Research & Papers

TASTE-Streaming: Towards Streamable Text-Aligned Speech Tokenization and Embedding for Spoken Language Modeling

New method slashes latency by integrating streaming ASR, enabling live spoken conversations with AI.

Deep Dive

Researchers Liang-Hsuan Tseng and Hung-yi Lee have introduced TASTE-S (Streamable Text-Aligned Speech Tokenization and Embedding), a significant upgrade designed for real-time spoken language modeling. The core innovation tackles a major bottleneck: traditional systems like their prior TASTE model required a complete audio clip and an external Automatic Speech Recognition (ASR) system to convert speech into a sequence of tokens aligned with text. This non-causal process created high latency, making live interaction impossible. TASTE-S solves this by embedding a streaming, CTC-based ASR module directly into the neural encoder, allowing for instant, dual-modality encoding of speech as it's heard.

By redesigning the unit decoder to be causal—meaning it only uses past and present information—TASTE-S can decode speech tokens on-the-fly.

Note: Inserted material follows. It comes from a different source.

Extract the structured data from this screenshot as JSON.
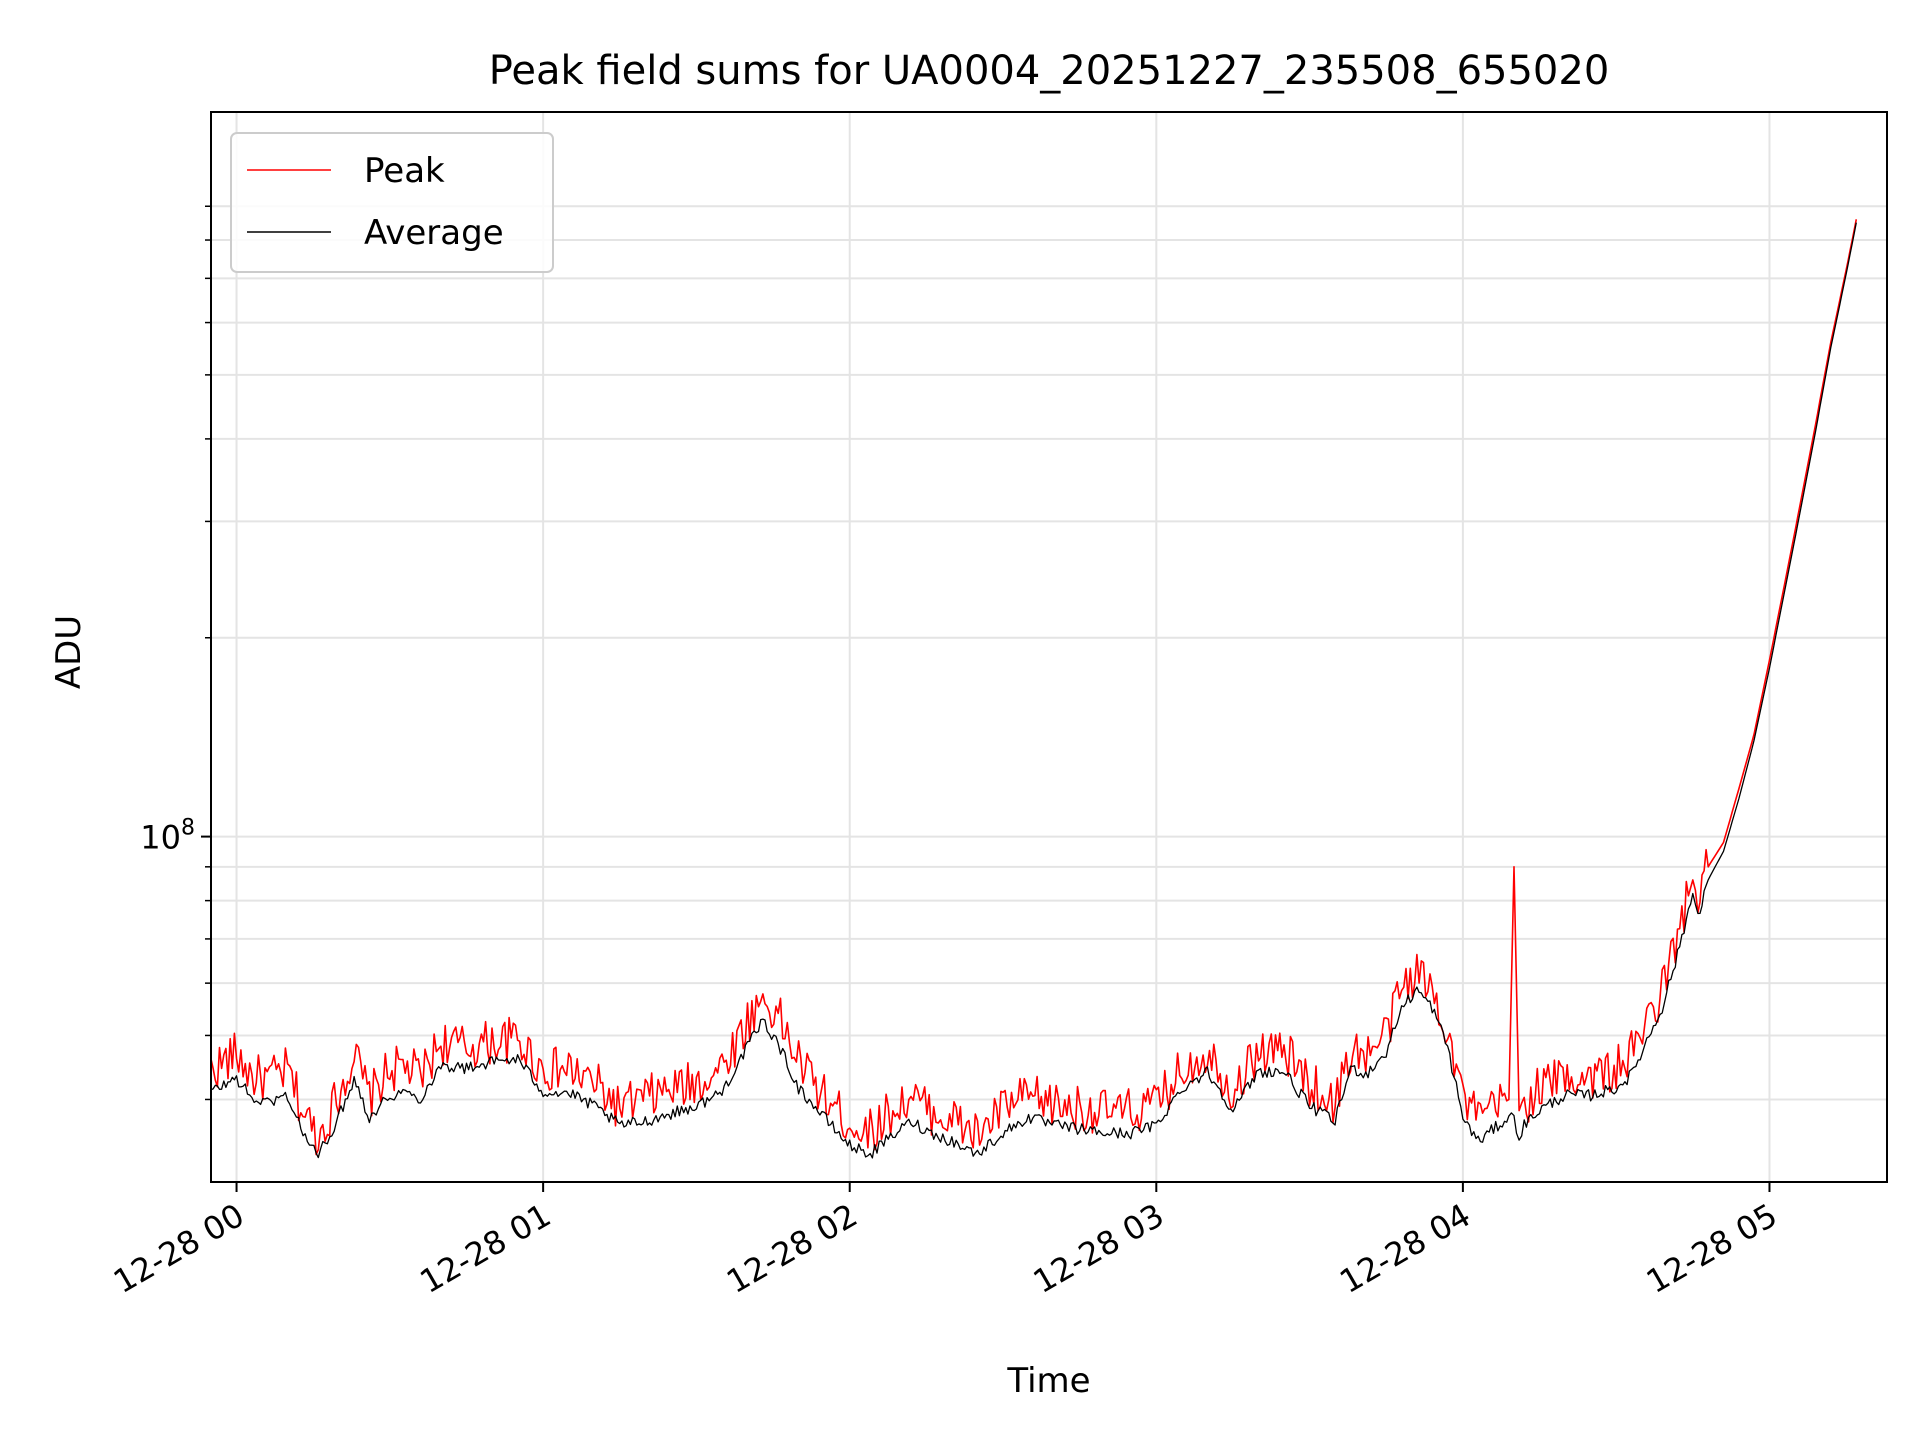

The authors show through joint training that this streamable architecture matches the performance of the original batch-processing TASTE model while dramatically reducing latency. This breakthrough is crucial for developing AI agents that can engage in natural, flowing dialogue. Furthermore, the paper notes the system's robustness to imperfect transcriptions and its capability for long-form encoding and decoding, paving the way for applications like real-time voice assistants, live translation, and interactive tutoring systems that respond without perceptible delay.

Key Points
  • Integrates a streaming CTC-ASR module into the encoder, eliminating dependency on slow external systems.
  • Uses a causal decoder for on-the-fly token generation, enabling real-time processing of speech.
  • Matches the performance of the non-streaming TASTE model while enabling live, long-form conversations.

Why It Matters

This is a key step towards AI that can converse naturally in real-time, powering next-gen voice assistants and interactive agents.